JAKARTA — Komisi Pemberantasan Korupsi (KPK) tengah mengkaji aturan internal yang akan melarang para tersangka korupsi menutupi wajah saat diperlihatkan ke publik. Namun, rencana tersebut menuai kritik dari sejumlah pihak, termasuk anggota Komisi III DPR RI, Soedeson Tandra.
Menurut Soedeson, kebijakan semacam itu berpotensi melanggar hak asasi manusia (HAM), karena status tersangka belum berarti seseorang terbukti bersalah secara hukum.
“Saya tidak setuju dengan rencana itu. Karena ini menyangkut hak asasi manusia. Orang yang ditangkap KPK itu masih berstatus tersangka, belum tentu dia bersalah,” kata politisi Partai Golkar tersebut seperti dikutip dari sumber okezone, Jumat (18/7/2025).
Ia menilai, jika tersangka ditampilkan ke publik tanpa penutup wajah, hal itu bisa menciptakan opini publik seolah-olah yang bersangkutan sudah bersalah. Ini, lanjutnya, berpotensi menjadi bentuk “trial by the public” dan bisa merusak asas praduga tak bersalah.

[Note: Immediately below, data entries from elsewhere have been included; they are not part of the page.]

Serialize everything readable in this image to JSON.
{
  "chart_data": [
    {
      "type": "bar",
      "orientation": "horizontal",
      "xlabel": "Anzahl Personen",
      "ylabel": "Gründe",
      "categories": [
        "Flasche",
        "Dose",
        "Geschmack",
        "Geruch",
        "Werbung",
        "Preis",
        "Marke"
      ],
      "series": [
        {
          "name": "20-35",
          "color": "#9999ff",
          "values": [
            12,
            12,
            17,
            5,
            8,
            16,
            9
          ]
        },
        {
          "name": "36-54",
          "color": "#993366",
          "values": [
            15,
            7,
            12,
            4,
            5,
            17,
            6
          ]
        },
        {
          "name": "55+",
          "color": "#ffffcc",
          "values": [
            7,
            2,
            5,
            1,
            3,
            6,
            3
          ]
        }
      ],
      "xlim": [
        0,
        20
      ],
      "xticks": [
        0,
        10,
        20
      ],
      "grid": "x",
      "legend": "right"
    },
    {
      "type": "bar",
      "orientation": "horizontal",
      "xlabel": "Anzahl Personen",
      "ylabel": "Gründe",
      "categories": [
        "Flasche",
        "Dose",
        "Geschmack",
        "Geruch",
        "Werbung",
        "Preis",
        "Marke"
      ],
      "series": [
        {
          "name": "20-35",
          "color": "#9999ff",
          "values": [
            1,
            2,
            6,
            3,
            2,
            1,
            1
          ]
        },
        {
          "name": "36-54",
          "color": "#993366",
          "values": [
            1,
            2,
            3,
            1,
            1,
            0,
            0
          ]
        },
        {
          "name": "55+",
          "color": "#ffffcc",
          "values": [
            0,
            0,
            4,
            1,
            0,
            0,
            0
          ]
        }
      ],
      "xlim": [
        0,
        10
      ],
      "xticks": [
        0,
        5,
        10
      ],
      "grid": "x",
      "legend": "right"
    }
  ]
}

“Kalau ditampilkan begitu, tujuannya apa? Kalau membentuk opini bahwa tersangka pasti bersalah, berarti KPK sudah seperti menjadi hakim,” ujarnya.
Soedeson juga menegaskan bahwa hanya pengadilan yang memiliki kewenangan untuk memutuskan apakah seseorang bersalah atau tidak dalam suatu kasus pidana. Karena itu, ia mengingatkan KPK agar lebih fokus pada tugas utamanya, yakni mengumpulkan bukti dan menelusuri aliran dana hasil korupsi.
“KPK sebaiknya konsentrasi saja untuk mengusut tuntas kasus dan mengejar pengembalian kerugian negara. Tujuan utama penegakan hukum itu bukan semata menghukum orang, tapi memulihkan keuangan negara,” jelasnya.
Ia pun mengingatkan bahwa penegakan hukum harus tetap berada dalam koridor hukum.
“Menegakkan hukum tidak bisa dengan cara melanggar hukum. Jangan sampai penegakan hukum justru mengabaikan prinsip keadilan,” tandasnya.